Protected characteristic
On March 11th, the Scottish parliament passed the Hate Crime and Public Order (Scotland) Bill. One of the protected characteristics is transgender identity, which is defined as trans men and trans women, non-binary people and cross dressers.
Former Scottish Labour leader Johann Lamont proposed an amendment to add sex as a protected characteristic. She argued that the case for including women “who understand hate crime more than any other group does” was “indisputable”. Her amendment was rejected by the government.
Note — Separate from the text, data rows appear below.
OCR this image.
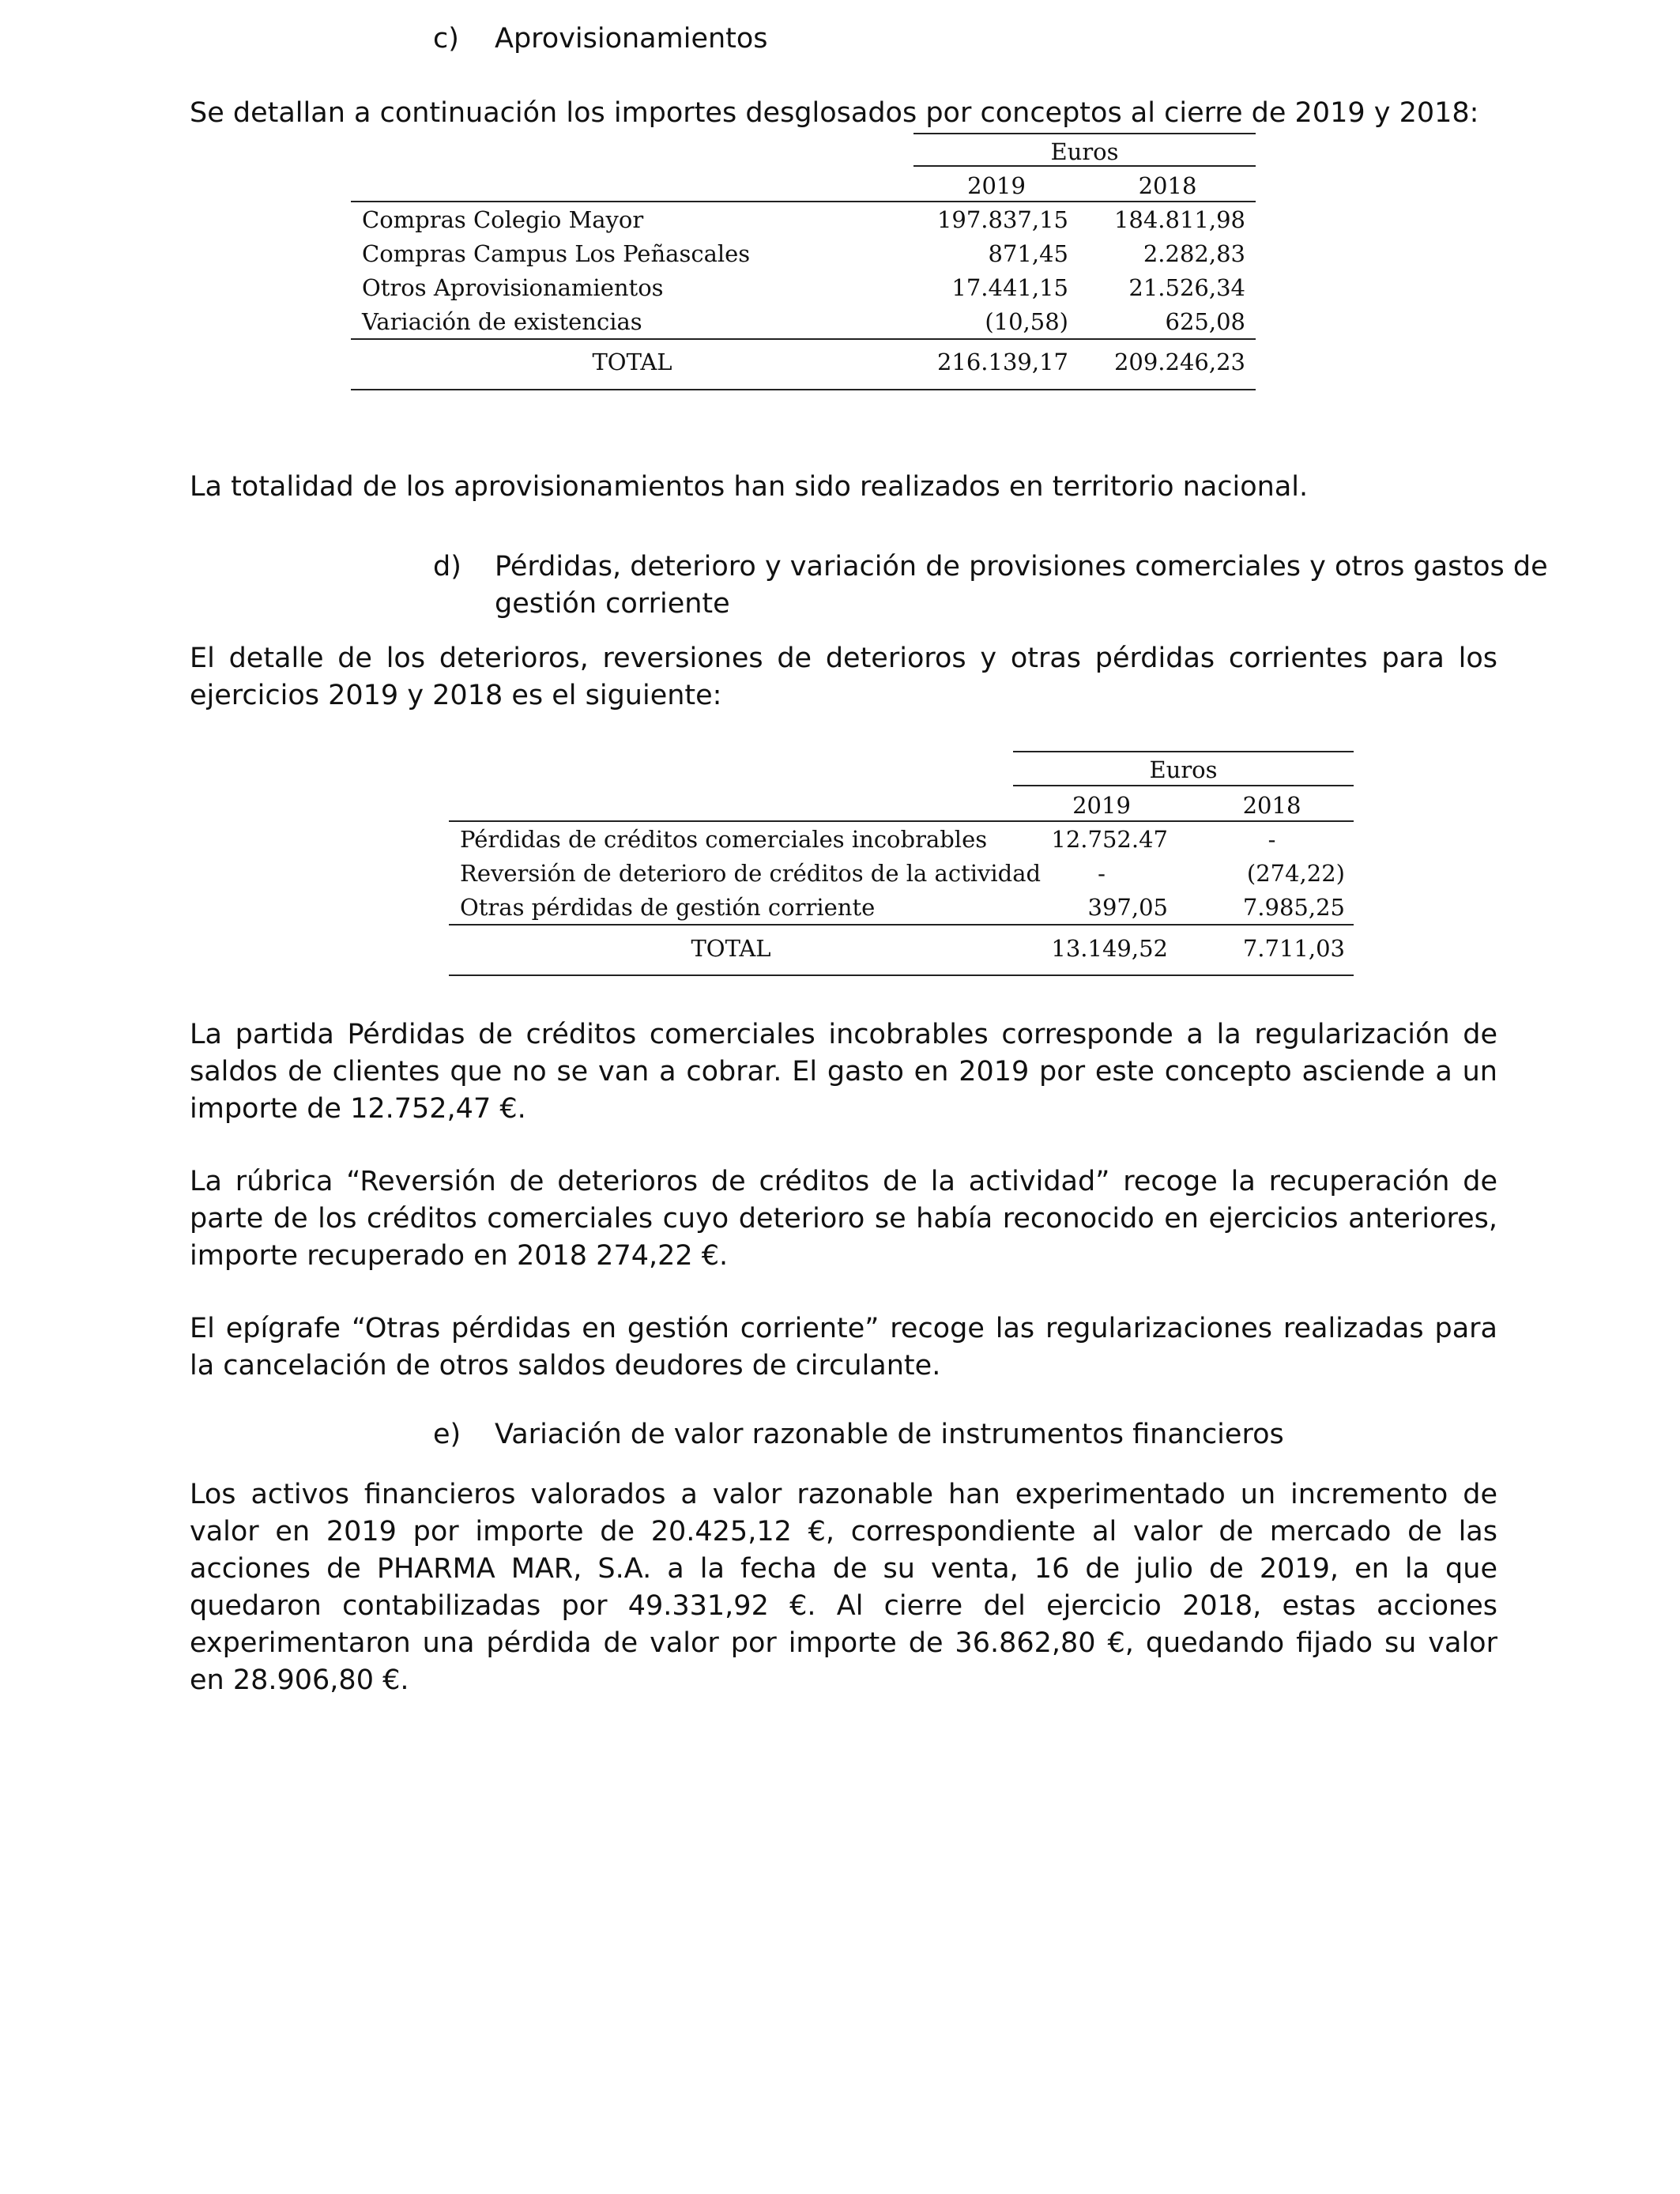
c) Aprovisionamientos
Se detallan a continuación los importes desglosados por conceptos al cierre de 2019 y 2018:
Euros
2019	2018
Compras Colegio Mayor	197.837,15	184.811,98
Compras Campus Los Peñascales	871,45	2.282,83
Otros Aprovisionamientos	17.441,15	21.526,34
Variación de existencias	(10,58)	625,08
TOTAL	216.139,17	209.246,23
La totalidad de los aprovisionamientos han sido realizados en territorio nacional.
d) Pérdidas, deterioro y variación de provisiones comerciales y otros gastos de
gestión corriente
El detalle de los deterioros, reversiones de deterioros y otras pérdidas corrientes para los ejercicios 2019 y 2018 es el siguiente:
Euros
2019	2018
Pérdidas de créditos comerciales incobrables	12.752.47	-
Reversión de deterioro de créditos de la actividad	-	(274,22)
Otras pérdidas de gestión corriente	397,05	7.985,25
TOTAL	13.149,52	7.711,03
La partida Pérdidas de créditos comerciales incobrables corresponde a la regularización de saldos de clientes que no se van a cobrar. El gasto en 2019 por este concepto asciende a un importe de 12.752,47 €.
La rúbrica “Reversión de deterioros de créditos de la actividad” recoge la recuperación de parte de los créditos comerciales cuyo deterioro se había reconocido en ejercicios anteriores, importe recuperado en 2018 274,22 €.
El epígrafe “Otras pérdidas en gestión corriente” recoge las regularizaciones realizadas para la cancelación de otros saldos deudores de circulante.
e) Variación de valor razonable de instrumentos financieros
Los activos financieros valorados a valor razonable han experimentado un incremento de valor en 2019 por importe de 20.425,12 €, correspondiente al valor de mercado de las acciones de PHARMA MAR, S.A. a la fecha de su venta, 16 de julio de 2019, en la que quedaron contabilizadas por 49.331,92 €. Al cierre del ejercicio 2018, estas acciones experimentaron una pérdida de valor por importe de 36.862,80 €, quedando fijado su valor en 28.906,80 €.
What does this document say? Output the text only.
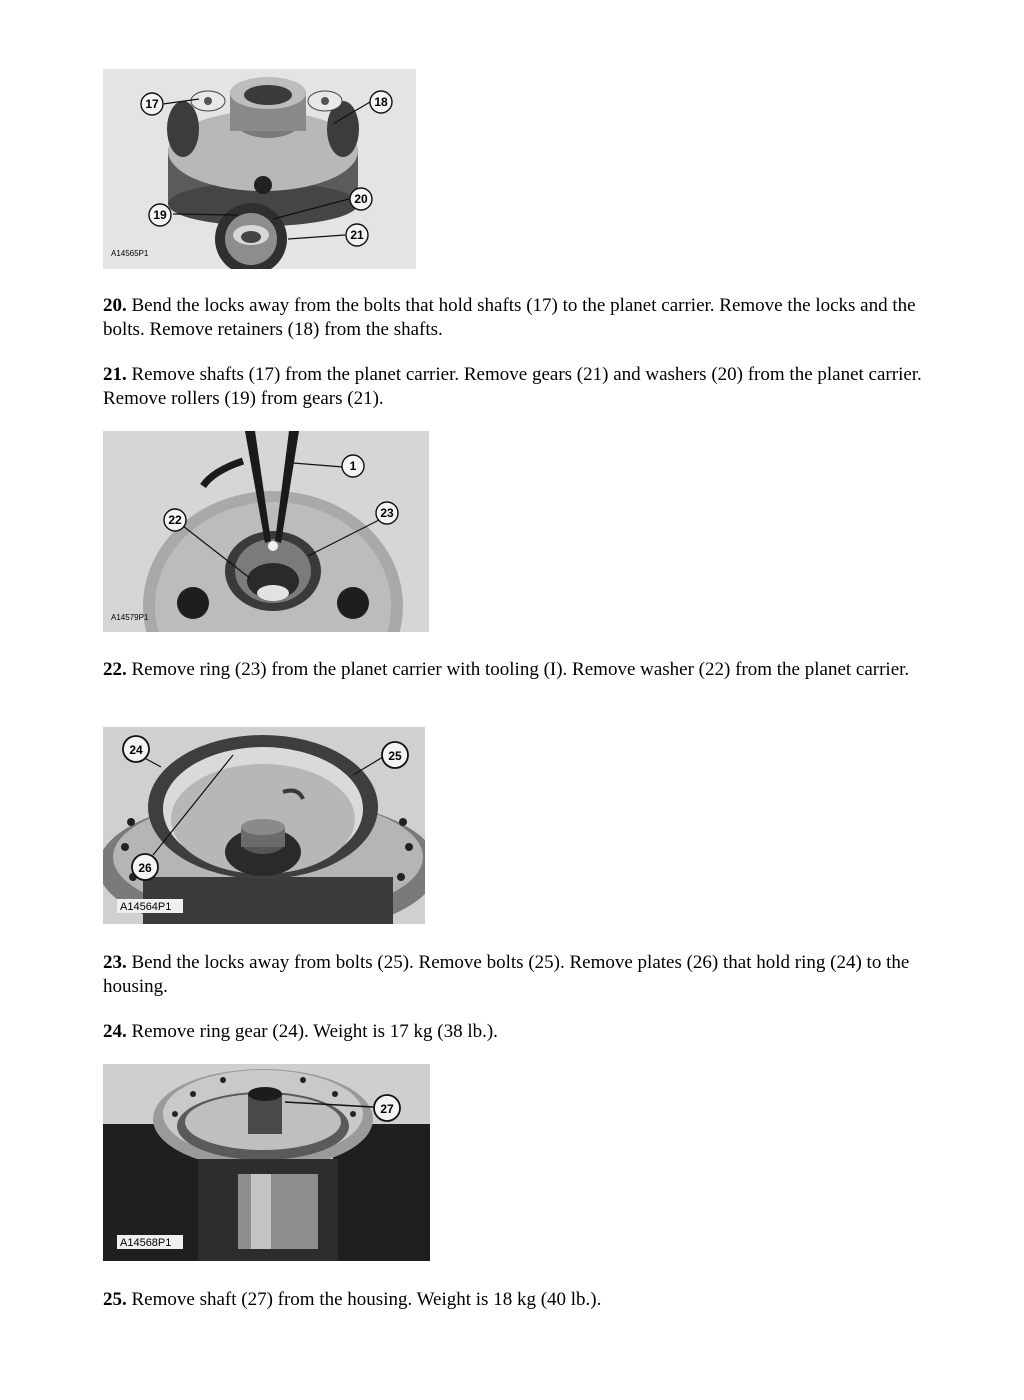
17	18
19
20
21
A14565P1

20. Bend the locks away from the bolts that hold shafts (17) to the planet carrier. Remove the locks and the bolts. Remove retainers (18) from the shafts.

21. Remove shafts (17) from the planet carrier. Remove gears (21) and washers (20) from the planet carrier. Remove rollers (19) from gears (21).

1
22	23
A14579P1

22. Remove ring (23) from the planet carrier with tooling (I). Remove washer (22) from the planet carrier.

24	25
26
A14564P1

23. Bend the locks away from bolts (25). Remove bolts (25). Remove plates (26) that hold ring (24) to the housing.

24. Remove ring gear (24). Weight is 17 kg (38 lb.).

27
A14568P1

25. Remove shaft (27) from the housing. Weight is 18 kg (40 lb.).
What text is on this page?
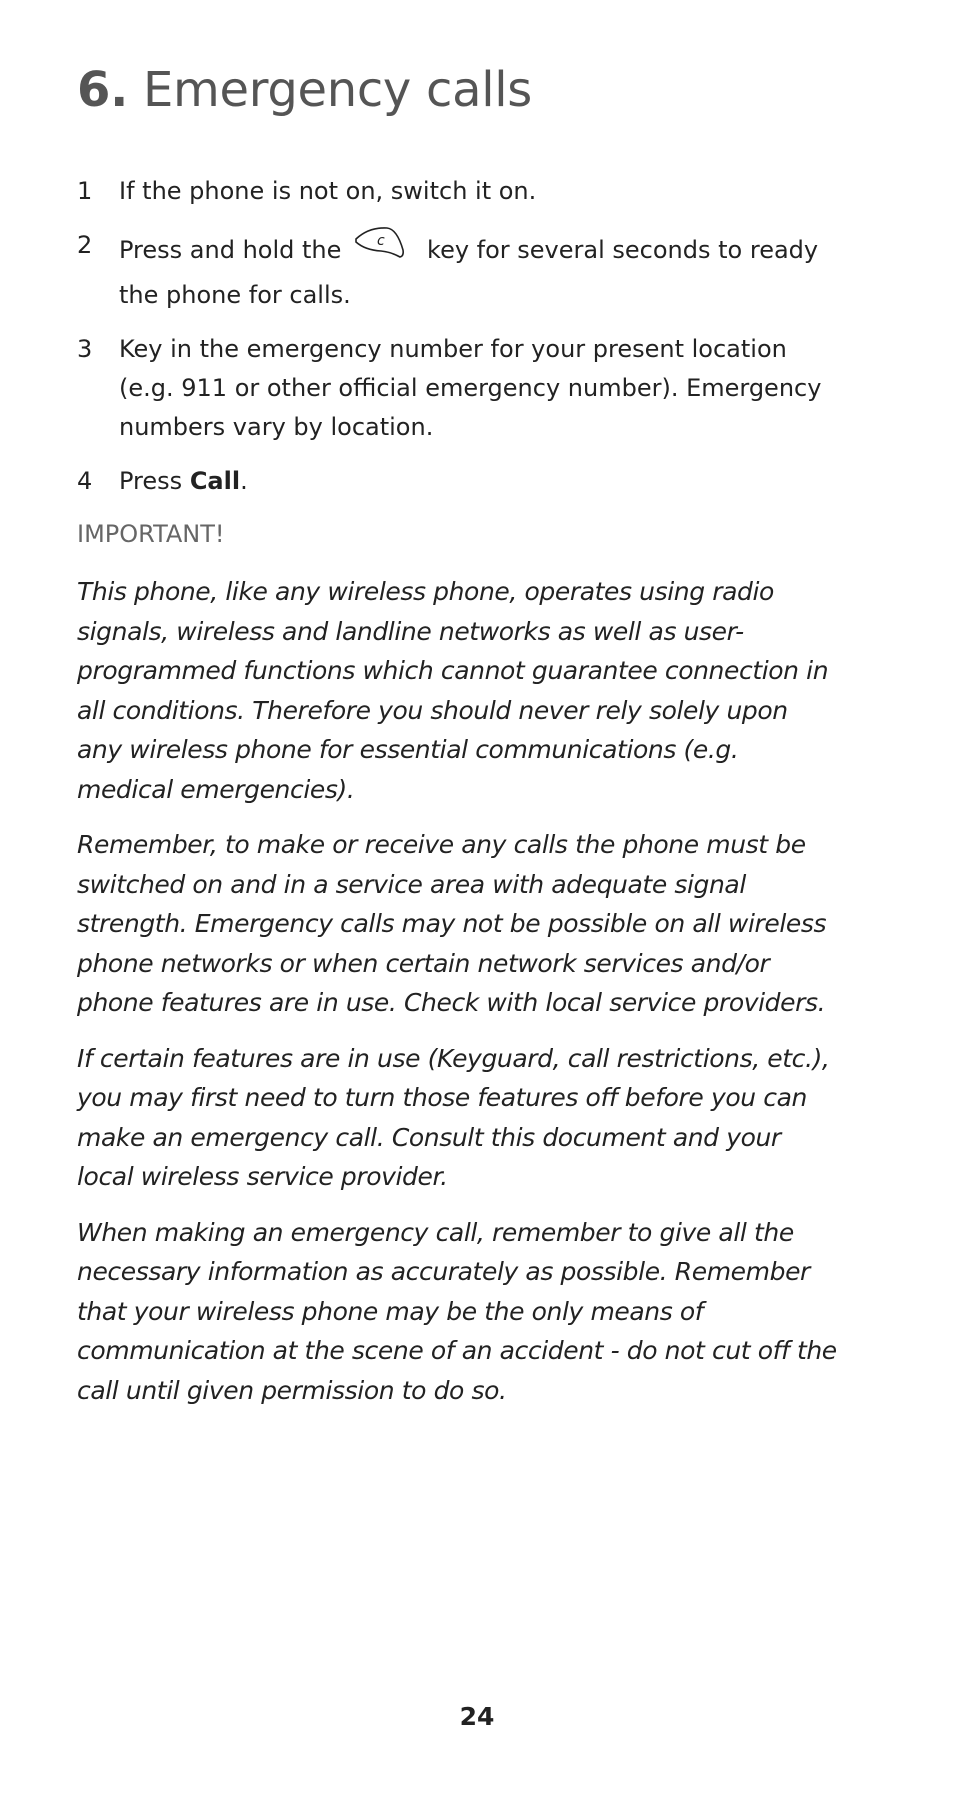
6. Emergency calls
1	If the phone is not on, switch it on.
2	Press and hold the	c key for several seconds to ready the phone for calls.
3	Key in the emergency number for your present location (e.g. 911 or other official emergency number). Emergency numbers vary by location.
4	Press Call.
IMPORTANT!

This phone, like any wireless phone, operates using radio signals, wireless and landline networks as well as user-programmed functions which cannot guarantee connection in all conditions. Therefore you should never rely solely upon any wireless phone for essential communications (e.g. medical emergencies).

Remember, to make or receive any calls the phone must be switched on and in a service area with adequate signal strength. Emergency calls may not be possible on all wireless phone networks or when certain network services and/or phone features are in use. Check with local service providers.

If certain features are in use (Keyguard, call restrictions, etc.), you may first need to turn those features off before you can make an emergency call. Consult this document and your local wireless service provider.

When making an emergency call, remember to give all the necessary information as accurately as possible. Remember that your wireless phone may be the only means of communication at the scene of an accident - do not cut off the call until given permission to do so.

24
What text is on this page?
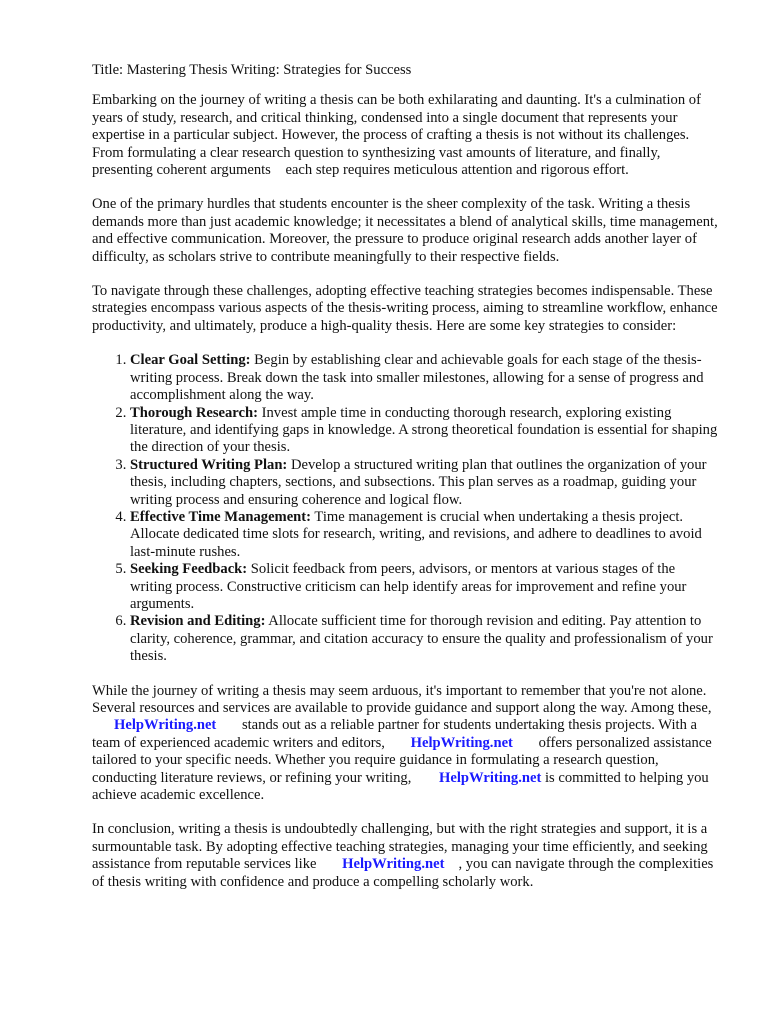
Title: Mastering Thesis Writing: Strategies for Success

Embarking on the journey of writing a thesis can be both exhilarating and daunting. It's a culmination of years of study, research, and critical thinking, condensed into a single document that represents your expertise in a particular subject. However, the process of crafting a thesis is not without its challenges. From formulating a clear research question to synthesizing vast amounts of literature, and finally, presenting coherent arguments    each step requires meticulous attention and rigorous effort.

One of the primary hurdles that students encounter is the sheer complexity of the task. Writing a thesis demands more than just academic knowledge; it necessitates a blend of analytical skills, time management, and effective communication. Moreover, the pressure to produce original research adds another layer of difficulty, as scholars strive to contribute meaningfully to their respective fields.

To navigate through these challenges, adopting effective teaching strategies becomes indispensable. These strategies encompass various aspects of the thesis-writing process, aiming to streamline workflow, enhance productivity, and ultimately, produce a high-quality thesis. Here are some key strategies to consider:

1. Clear Goal Setting: Begin by establishing clear and achievable goals for each stage of the thesis-writing process. Break down the task into smaller milestones, allowing for a sense of progress and accomplishment along the way.
2. Thorough Research: Invest ample time in conducting thorough research, exploring existing literature, and identifying gaps in knowledge. A strong theoretical foundation is essential for shaping the direction of your thesis.
3. Structured Writing Plan: Develop a structured writing plan that outlines the organization of your thesis, including chapters, sections, and subsections. This plan serves as a roadmap, guiding your writing process and ensuring coherence and logical flow.
4. Effective Time Management: Time management is crucial when undertaking a thesis project. Allocate dedicated time slots for research, writing, and revisions, and adhere to deadlines to avoid last-minute rushes.
5. Seeking Feedback: Solicit feedback from peers, advisors, or mentors at various stages of the writing process. Constructive criticism can help identify areas for improvement and refine your arguments.
6. Revision and Editing: Allocate sufficient time for thorough revision and editing. Pay attention to clarity, coherence, grammar, and citation accuracy to ensure the quality and professionalism of your thesis.

While the journey of writing a thesis may seem arduous, it's important to remember that you're not alone. Several resources and services are available to provide guidance and support along the way. Among these, HelpWriting.net stands out as a reliable partner for students undertaking thesis projects. With a team of experienced academic writers and editors, HelpWriting.net offers personalized assistance tailored to your specific needs. Whether you require guidance in formulating a research question, conducting literature reviews, or refining your writing, HelpWriting.net is committed to helping you achieve academic excellence.

In conclusion, writing a thesis is undoubtedly challenging, but with the right strategies and support, it is a surmountable task. By adopting effective teaching strategies, managing your time efficiently, and seeking assistance from reputable services like HelpWriting.net , you can navigate through the complexities of thesis writing with confidence and produce a compelling scholarly work.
The profoundly challenging work of compassion is to find compassion for the people with whom you disagree
Joan McAlpine, SNP MSP, abstained in the vote on the Bill. She said, “It will seem bizarre to many people that men who enjoy cross-dressing are protected from hate crime, but women are not.”
Both women were accused of transphobic hate. At the same time, gender-based violence was to the forefront of our minds because of the murder of Sarah Everard. Most people seemed to understand exactly what they meant when they talked about men’s enduring violence against women.
In the context of transgender identities being enshrined in law, I don’t think we have a clear definition of gender or transgender identity. Nor have we put in the work to understand the potential conflicts with women’s rights.
For stating this opinion, I have been called a transphobic terf.
On the other hand, I have also been called a sex traitor because I support self-id for transgender adults, and I support medical transition for transgender youth in the context of holistic care that takes into account any complex presenting issues.
To the self-proclaimed “Irish feminists” who are filled with compassion for the women who agree with them, I would like to remind you how easy such compassion is. The profoundly challenging work of compassion is to find compassion for the people with whom you disagree.
In that space, talking and listening can begin and there is potential for resolution. This culture war is hurting innocent people.